Twitter Taking Down Trump Campaign Video Over Questionable Copyright Claim Demonstrates Why Trump Should Support Section 230
from the better-for-free-speech dept
Here's an interesting tidbit: the latest move by Twitter to deal with a tweet related to President Trump is that it pulled down a Trump campaign video that was presented as a "tribute" to George Floyd, the Minneapolis man murdered by police last week, and whose senseless death has brought so many thousands to the streets across the US. The video remains on YouTube for the moment. It includes a lot of still photos and a few short video clips. It appears that the copyright holder on one (or perhaps more) of those images and clips likely didn't like it to be included for use by a President for a propaganda video they disagreed with, and filed the DMCA claim.
I think there's a very strong fair use argument here for a whole variety of reasons (and, yes, I fully understand the moral claims that whoever took this photo may feel about it being used in this way, but copyright is not supposed to be used in that way).
But seeing as this comes so soon after Trump's complete and total meltdown over Twitter and Section 230 after it added some additional context to one of his tweets -- leading him to state publicly that Section 230 should be revoked -- I do wonder if this move, in which a video was actually taken down (unlike with his tweets), will have him similarly rage against copyright law? Will we see an executive order demanding an impossible reinterpretation of Section 512's notice-and-takedown provisions? Or does it not work like that?

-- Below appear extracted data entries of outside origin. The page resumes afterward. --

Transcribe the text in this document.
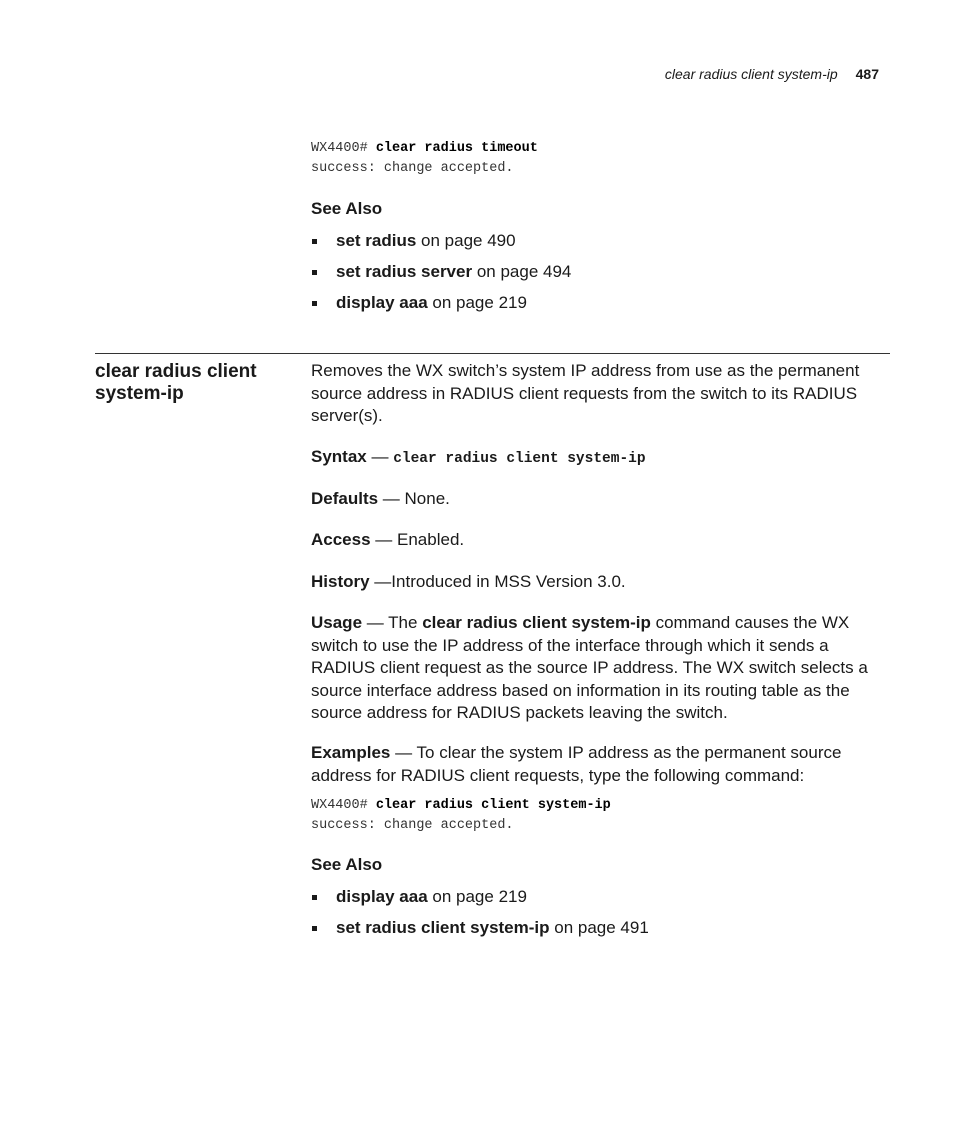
clear radius client system-ip 487
WX4400# clear radius timeout
success: change accepted.
See Also
set radius on page 490
set radius server on page 494
display aaa on page 219
clear radius client system-ip
Removes the WX switch’s system IP address from use as the permanent source address in RADIUS client requests from the switch to its RADIUS server(s).
Syntax — clear radius client system-ip
Defaults — None.
Access — Enabled.
History —Introduced in MSS Version 3.0.
Usage — The clear radius client system-ip command causes the WX switch to use the IP address of the interface through which it sends a RADIUS client request as the source IP address. The WX switch selects a source interface address based on information in its routing table as the source address for RADIUS packets leaving the switch.
Examples — To clear the system IP address as the permanent source address for RADIUS client requests, type the following command:
WX4400# clear radius client system-ip
success: change accepted.
See Also
display aaa on page 219
set radius client system-ip on page 491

Of course, what this really demonstrates is why Trump and his fans should absolutely support Section 230, rather than pan it. Section 230, among other things, gives Twitter the freedom to decide how best to run its site, and to date, that's meant bending over backwards to keep the President's tweets online and available for people to view. However, Section 230 explicitly exempts intellectual property. For copyright, there's Section 512 of the DMCA, which is much, much weaker than CDA 230. With CDA 230, there's an immunity -- if there's 3rd party content, a site is not liable and also a site cannot be liable for its moderation choices. With DMCA 512, it's a "safe harbor." Where if you meet certain conditions, you can then be protected. But one element of that safe harbor, is that to retain it you have to take down the content upon receipt of a valid DMCA takedown notice.
I've long argued that this aspect of the DMCA 512, in which the threat of significant liability from the state (i.e., the court system) raises serious 1st Amendment issues. That's because the law heavily favors silencing content with the threat of massive liability if you don't. And the system is heavily imbalanced as there's no effective punishment for false notices, meaning the system is weighted very, very heavily in favor of censorship.
So here's a good point to compare how the two different "intermediary liability" regimes actually work. Under CDA 230, free speech is much more protected. Indeed, the very nature of it is that the courts under 230 cannot force sites to take down speech (they leave that choice up to the sites themselves). Under DMCA 512, however, the liability issue makes it very, very easy to issue bogus takedowns that lead to content being removed.
It's interesting that this is all coming a week after Trump's bizarre tirade against 230, and the same week that the Senate argued that we should make the censoring power of the DMCA even more censorial.
It seems a much better approach would be to leave 230 alone, but fix DMCA 512 by getting rid of the imbalanced nature in putting tremendous state pressure on websites to remove content based solely on an accusation of infringement.